Tutto cominciò con una radio: "Quella del Cral, Circolo ricreativo aziendale lavoratori. Era l'unica radio del paese, l'unica pubblica, l'unica per tutti. Lì, in un silenzio religioso, si ascoltava la radiocronaca della tappa del Giro d'Italia. Era la fine degli anni Quaranta, l'inizio degli anni Cinquanta. Era il tempo di Bartali e Coppi, poi di Magni e Fornara. Arlena di Castro, un centinaio di chilometri da Roma, ma al confine con la Toscana, era bartaliana. E bartaliano diventai anch'io. Invece mio padre teneva a tutti, a Bartali, a Coppi, al ciclismo".

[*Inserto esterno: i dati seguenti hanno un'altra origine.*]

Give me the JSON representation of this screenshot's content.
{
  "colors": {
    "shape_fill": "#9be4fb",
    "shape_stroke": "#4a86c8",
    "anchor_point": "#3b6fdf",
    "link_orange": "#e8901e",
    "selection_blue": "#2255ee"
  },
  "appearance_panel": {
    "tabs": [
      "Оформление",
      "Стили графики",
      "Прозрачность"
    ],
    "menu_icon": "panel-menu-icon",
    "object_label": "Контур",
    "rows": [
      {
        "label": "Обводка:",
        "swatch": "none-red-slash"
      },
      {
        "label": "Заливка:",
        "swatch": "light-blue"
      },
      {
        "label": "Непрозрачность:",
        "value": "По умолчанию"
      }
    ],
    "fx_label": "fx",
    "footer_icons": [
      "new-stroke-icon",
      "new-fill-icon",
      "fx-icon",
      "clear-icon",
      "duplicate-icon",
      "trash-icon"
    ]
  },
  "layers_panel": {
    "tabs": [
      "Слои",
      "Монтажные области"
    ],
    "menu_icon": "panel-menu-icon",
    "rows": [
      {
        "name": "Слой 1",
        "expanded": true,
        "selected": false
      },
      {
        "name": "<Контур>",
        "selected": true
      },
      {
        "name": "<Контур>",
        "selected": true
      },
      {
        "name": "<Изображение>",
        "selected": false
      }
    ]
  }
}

Tutto esplose con una bicicletta: "Una Legnano, da corsa, regalo di mio padre. Avevo 16 anni. La nostra famiglia era di origini contadine, poi mio padre aprì un bar, e lì ci lavorò anche mia madre. Eravamo due fratelli e due sorelle, io il numero 2. Studiai fino alla terza media, avrei ricominciato più tardi, arrivai fino alla quarta ragioneria, venni bocciato alla maturità, e non ci riprovai più. Ormai c'era il ciclismo. Per quelli del Centro e del Sud, era molto più dura: bisognava andare più forte di quelli del Nord per dimostrare di non essere raccomandati o lavativi. Ce la feci. Quattro anni da professionista, dal 1967 al 1970, con Germanvox e Ferretti, tre Giri d'Italia e un Tour de France, passista veloce, nelle giornate buone mi difendevo anche in salita, doti da fondista, poco spazio nelle corse a tappe, di più in quelle in linea".

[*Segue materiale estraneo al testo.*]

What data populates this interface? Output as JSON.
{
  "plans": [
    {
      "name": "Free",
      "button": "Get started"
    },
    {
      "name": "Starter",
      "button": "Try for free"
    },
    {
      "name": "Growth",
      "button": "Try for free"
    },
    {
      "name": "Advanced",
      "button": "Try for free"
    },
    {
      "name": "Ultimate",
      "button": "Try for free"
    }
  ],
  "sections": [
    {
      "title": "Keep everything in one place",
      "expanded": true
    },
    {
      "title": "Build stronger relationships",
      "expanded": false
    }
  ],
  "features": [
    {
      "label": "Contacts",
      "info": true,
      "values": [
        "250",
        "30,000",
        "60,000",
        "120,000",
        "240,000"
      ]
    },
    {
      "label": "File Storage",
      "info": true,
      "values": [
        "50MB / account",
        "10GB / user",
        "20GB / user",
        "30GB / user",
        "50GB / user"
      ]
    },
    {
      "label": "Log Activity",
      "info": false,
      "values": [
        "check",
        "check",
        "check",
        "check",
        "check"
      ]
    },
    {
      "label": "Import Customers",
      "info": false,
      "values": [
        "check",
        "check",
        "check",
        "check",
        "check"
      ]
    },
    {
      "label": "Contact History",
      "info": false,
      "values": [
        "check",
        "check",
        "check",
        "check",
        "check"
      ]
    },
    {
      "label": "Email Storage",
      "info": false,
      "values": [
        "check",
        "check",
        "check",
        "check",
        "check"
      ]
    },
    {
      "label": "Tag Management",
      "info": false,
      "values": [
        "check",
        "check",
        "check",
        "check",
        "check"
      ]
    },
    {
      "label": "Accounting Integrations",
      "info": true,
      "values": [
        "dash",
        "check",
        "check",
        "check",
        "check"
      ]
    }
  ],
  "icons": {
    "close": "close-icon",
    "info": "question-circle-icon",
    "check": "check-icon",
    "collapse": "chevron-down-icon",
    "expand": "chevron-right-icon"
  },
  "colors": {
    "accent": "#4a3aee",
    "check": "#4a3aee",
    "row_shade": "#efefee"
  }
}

Tutto si fece strada a forza di pedali: "Quando aiutavo i capitani, da Taccone a Ritter, ero più di un gregario, ero un gregario di lusso, un luogotenente. Siccome non c'erano le telecamere mobili, ma solo quelle fisse, in salita i capitani si attaccavano ai pantaloncini dei gregari, era uno spettacolo triste. Siccome non c'erano i rifornimenti volanti, ci si tuffava nelle fontane, si assaltavano i bar, si rubavano le bibite, si urlava 'paga il padrone del Giro', e quante volte venivamo presi a scopate in testa dai baristi. E siccome eravamo corridori, si cercava anche di vincere. Ho vinto un'eliminazione in un tipo-pista a Terni e una velocità al Velodromo olimpico tra i corridori laziali. Ho fatto secondo a una Milano-Vignola e a un Giro del Lazio dietro a Gimondi".

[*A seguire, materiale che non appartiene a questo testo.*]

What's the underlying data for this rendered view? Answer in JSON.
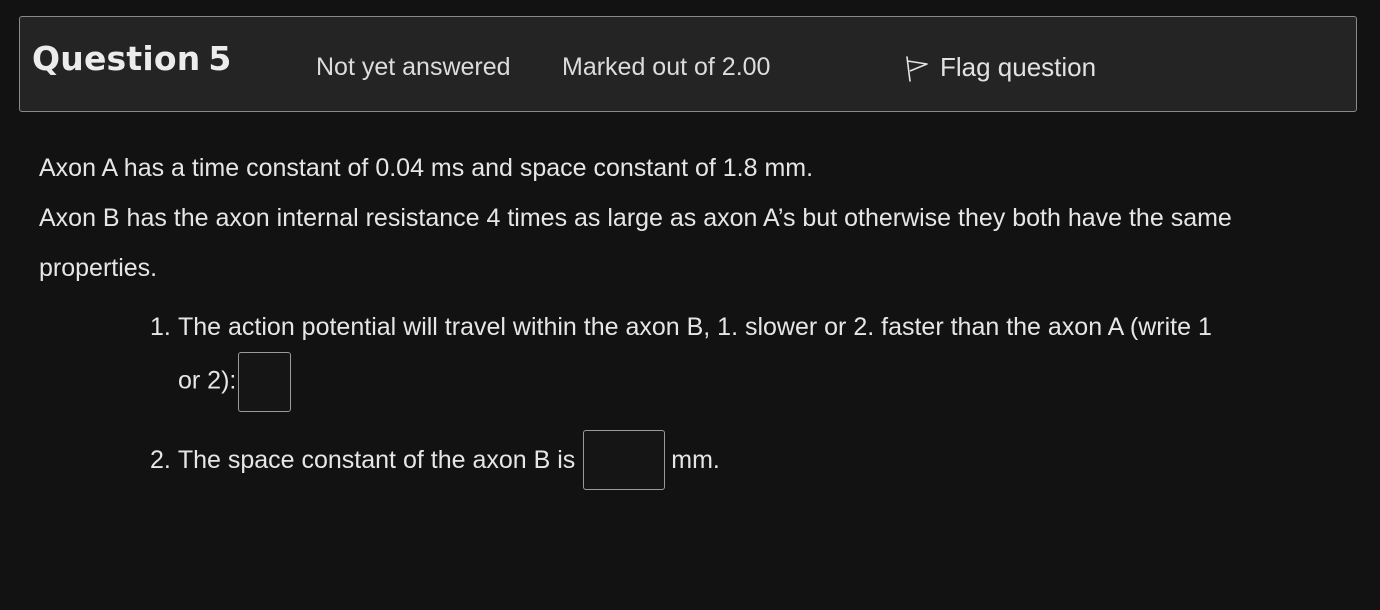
{
  "info": {
    "question_label": "Question",
    "question_number": "5",
    "state": "Not yet answered",
    "grade": "Marked out of 2.00",
    "flag_label": "Flag question",
    "flag_icon": "flag-outline-icon"
  },
  "question": {
    "paragraph1": "Axon A has a time constant of 0.04 ms and space constant of 1.8 mm.",
    "paragraph2": "Axon B has the axon internal resistance 4 times as large as axon A’s but otherwise they both have the same properties.",
    "sub1": {
      "number": "1.",
      "line1": "The action potential will travel within the axon B, 1. slower or 2. faster than the axon A (write 1",
      "line2": "or 2):",
      "answer_value": ""
    },
    "sub2": {
      "number": "2.",
      "text_before": "The space constant of the axon B is",
      "answer_value": "",
      "unit": "mm."
    }
  }
}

Tutto sembra concentrarsi su un rimpianto: "Giro d'Italia del 1968, ventesima tappa, Roma-Rocca di Cambio, 215 chilometri. Traguardo volante a Rieti: 100mila lire in palio. Siccome Adorni e Taccone, il mio capitano, hanno litigato, ogni volta che uno di noi va in fuga, un corridore di Adorni viene a prenderci. Allora vado da Armani e gli chiedo il permesso. Scappiamo in tre: io, lo spagnolo Santamarina e lo svizzero Brand. Vinco la volata e, come d'accordo, io e Brand ci fermiamo, Santamarina no. Due volte gli vado sotto e gli ricordo che avremmo dovuto fermarci, quasi lo strattono, poi lo abbandono. Noi veniamo ripresi dal gruppo, Santamarina prosegue, guadagna fino a 10 minuti di vantaggio, quando il gruppo lo insegue è ormai troppo tardi, e vince con più di 6 minuti. Se avessi fatto il furbo, gli sarei rimasto a ruota e in volata lo avrei battuto. Pazienza, si vede che era destino".

Tutto finì in un taxi: "Smesso di correre, accettai la proposta di uno zio, tassista a Roma. Trentacinque anni di servizio. Portai Alberto Sordi e Vittorio Gassman, tre o quattro volte Marcello Mastroianni. Una volta salì sul mio taxi anche Gimondi. E due volte, attraverso altri tassisti, mi giunsero i saluti di Alfredo Martini, che era stato il mio direttore sportivo alla Ferretti e durante il Tour. Poi tornai al paesello. Ho la casetta, ho l'orticello, ho figli e nipoti, e ho una bicicletta. Due-tre orette il martedì e il giovedì, con Trapè, Sgarbozza e gli amici del gruppo ciclistico, più la domenica. Con le dovute cautele. Le salite, quando si può, le evitiamo: bastano e avanzano quelle fatte in gioventù".